September 07, 2014 | Other

Two seminal paintings by Andy Warhol from the 1960s “Triple Elvis [Ferus Type]” from 1963 and “Four Marlons” from 1966, will be put up for sale at Christie’s Rockefeller Center auction house on Nov. 12. While Brett Gorvy, Christie’s worldwide chairman of postwar and contemporary art, is cautiously estimating the paintings could bring $140 million together, he added that each has the potential to top the $100 million mark, perhaps even outperforming Warhol’s “Silver Car Crash (Double Disaster),” a two-panel painting from 1963, which brought $104.5 million at Sotheby’s in November.

Of the two, “Marlon speaks to a younger audience, because there is a very raw sexuality to the image,” Mr. Gorvy said. “He’s the person every young actor wants to be.”

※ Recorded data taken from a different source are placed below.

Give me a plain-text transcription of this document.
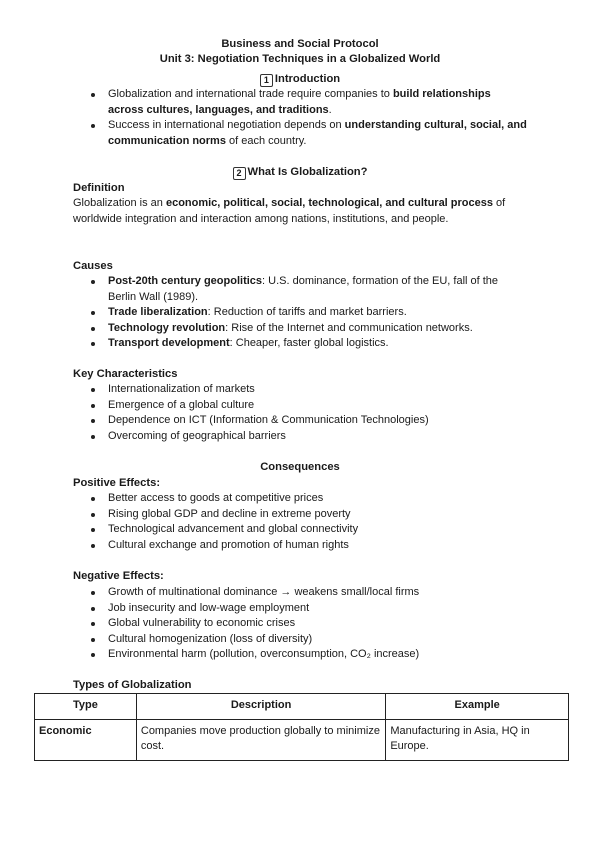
Business and Social Protocol
Unit 3: Negotiation Techniques in a Globalized World
1 Introduction
Globalization and international trade require companies to build relationships across cultures, languages, and traditions.
Success in international negotiation depends on understanding cultural, social, and communication norms of each country.
2 What Is Globalization?
Definition
Globalization is an economic, political, social, technological, and cultural process of worldwide integration and interaction among nations, institutions, and people.
Causes
Post-20th century geopolitics: U.S. dominance, formation of the EU, fall of the Berlin Wall (1989).
Trade liberalization: Reduction of tariffs and market barriers.
Technology revolution: Rise of the Internet and communication networks.
Transport development: Cheaper, faster global logistics.
Key Characteristics
Internationalization of markets
Emergence of a global culture
Dependence on ICT (Information & Communication Technologies)
Overcoming of geographical barriers
Consequences
Positive Effects:
Better access to goods at competitive prices
Rising global GDP and decline in extreme poverty
Technological advancement and global connectivity
Cultural exchange and promotion of human rights
Negative Effects:
Growth of multinational dominance → weakens small/local firms
Job insecurity and low-wage employment
Global vulnerability to economic crises
Cultural homogenization (loss of diversity)
Environmental harm (pollution, overconsumption, CO₂ increase)
Types of Globalization
Type	Description	Example
Economic	Companies move production globally to minimize cost.	Manufacturing in Asia, HQ in Europe.
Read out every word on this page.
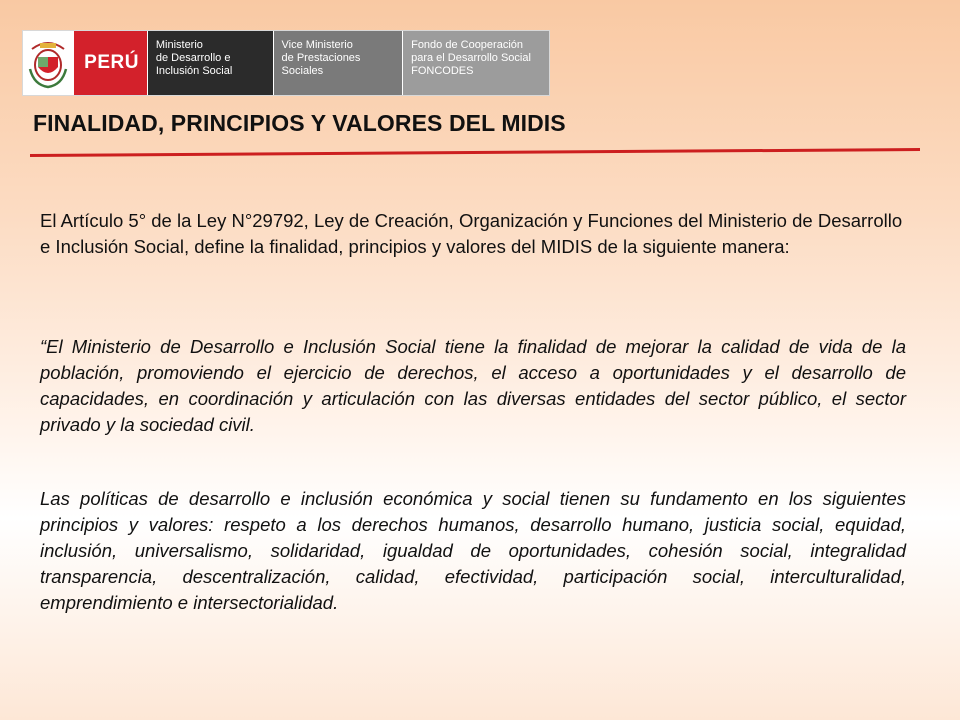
PERÚ
Ministerio
de Desarrollo e
Inclusión Social
Vice Ministerio
de Prestaciones
Sociales
Fondo de Cooperación
para el Desarrollo Social
FONCODES
FINALIDAD, PRINCIPIOS Y VALORES DEL MIDIS

El Artículo 5° de la Ley N°29792, Ley de Creación, Organización y Funciones del Ministerio de Desarrollo e Inclusión Social, define la finalidad, principios y valores del MIDIS de la siguiente manera:

“El Ministerio de Desarrollo e Inclusión Social tiene la finalidad de mejorar la calidad de vida de la población, promoviendo el ejercicio de derechos, el acceso a oportunidades y el desarrollo de capacidades, en coordinación y articulación con las diversas entidades del sector público, el sector privado y la sociedad civil.

Las políticas de desarrollo e inclusión económica y social tienen su fundamento en los siguientes principios y valores: respeto a los derechos humanos, desarrollo humano, justicia social, equidad, inclusión, universalismo, solidaridad, igualdad de oportunidades, cohesión social, integralidad transparencia, descentralización, calidad, efectividad, participación social, interculturalidad, emprendimiento e intersectorialidad.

For years, dealers and auction house experts have courted officials at WestSpiel, the German casino company that owned the paintings. Controlled by the German government, WestSpiel runs six casinos; the paintings had been hanging in its casino in Aachen since the late 1970s. “They were originally purchased for the décor of the casino,” Lothar Dunkel, WestSpiel’s managing director, said in a telephone interview. 

Five years ago, when officials realized just how valuable the paintings were, they came down off the walls and were placed in storage for safekeeping.
“We have thought about this long and hard and believe now is the time to sell,” Mr. Dunkel said. The art market’s strength is one reason.

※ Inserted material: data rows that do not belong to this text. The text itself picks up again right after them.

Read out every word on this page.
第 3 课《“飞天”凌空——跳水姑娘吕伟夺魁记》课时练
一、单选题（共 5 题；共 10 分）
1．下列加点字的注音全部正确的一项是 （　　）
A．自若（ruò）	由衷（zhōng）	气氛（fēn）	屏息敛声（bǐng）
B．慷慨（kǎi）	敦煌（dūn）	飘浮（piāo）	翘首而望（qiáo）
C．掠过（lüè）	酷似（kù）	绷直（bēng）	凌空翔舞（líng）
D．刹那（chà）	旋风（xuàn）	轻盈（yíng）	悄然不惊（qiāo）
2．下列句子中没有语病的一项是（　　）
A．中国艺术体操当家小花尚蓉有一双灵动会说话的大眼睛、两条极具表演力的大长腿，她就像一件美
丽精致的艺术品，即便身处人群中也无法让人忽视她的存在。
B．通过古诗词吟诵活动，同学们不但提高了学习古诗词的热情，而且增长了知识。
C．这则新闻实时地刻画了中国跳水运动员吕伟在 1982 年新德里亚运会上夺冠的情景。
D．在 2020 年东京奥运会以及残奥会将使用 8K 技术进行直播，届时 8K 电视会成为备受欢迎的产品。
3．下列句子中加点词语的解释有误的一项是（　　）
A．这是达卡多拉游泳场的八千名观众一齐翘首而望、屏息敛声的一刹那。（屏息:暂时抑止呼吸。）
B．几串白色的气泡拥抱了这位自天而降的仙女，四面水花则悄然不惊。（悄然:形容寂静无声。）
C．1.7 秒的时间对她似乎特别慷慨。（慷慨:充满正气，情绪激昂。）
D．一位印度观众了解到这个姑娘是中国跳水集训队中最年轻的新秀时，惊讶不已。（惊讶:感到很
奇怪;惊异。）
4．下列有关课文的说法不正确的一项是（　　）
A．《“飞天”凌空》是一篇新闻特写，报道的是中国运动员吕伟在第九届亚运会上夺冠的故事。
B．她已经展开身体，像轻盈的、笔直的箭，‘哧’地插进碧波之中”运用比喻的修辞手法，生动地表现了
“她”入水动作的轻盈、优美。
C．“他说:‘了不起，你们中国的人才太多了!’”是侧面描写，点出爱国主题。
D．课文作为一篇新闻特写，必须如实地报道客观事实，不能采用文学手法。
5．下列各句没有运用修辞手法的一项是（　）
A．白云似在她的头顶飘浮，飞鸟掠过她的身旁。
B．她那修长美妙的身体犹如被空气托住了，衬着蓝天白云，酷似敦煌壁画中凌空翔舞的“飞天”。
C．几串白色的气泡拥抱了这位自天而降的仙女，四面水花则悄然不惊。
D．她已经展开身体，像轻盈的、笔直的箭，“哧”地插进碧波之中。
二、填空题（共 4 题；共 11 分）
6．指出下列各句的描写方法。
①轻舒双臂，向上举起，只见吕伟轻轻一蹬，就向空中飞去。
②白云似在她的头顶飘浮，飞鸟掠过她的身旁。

Thomas Ammann, a Swiss art dealer who died in 1993, sold both paintings to WestSpiel in the late ’70s. The company paid around $85,000 for the Presley and about $100,000 for the Brando, according to Mr. Gorvy.

The paintings have never been at auction before, but among Pop Art images, they are about as celebrated as any. “Four Marlons,” based on a film still from the 1953 movie “The Wild One,” shows Brando in a leather jacket leaning forward on his motorcycle looking cool and seductively composed.

“Triple Elvis [Ferus Type]” shows the singer in three overlapping images — Warhol’s way of creating the feeling of movement — taken from a publicity shot for his 1960 movie “Flaming Star,” with his legs apart, pointing a gun at the viewer. Nearly 7 feet tall and 6 feet wide, it was an impressive presence when first shown at Warhol’s 1963 solo show at the Ferus Gallery in Los Angeles.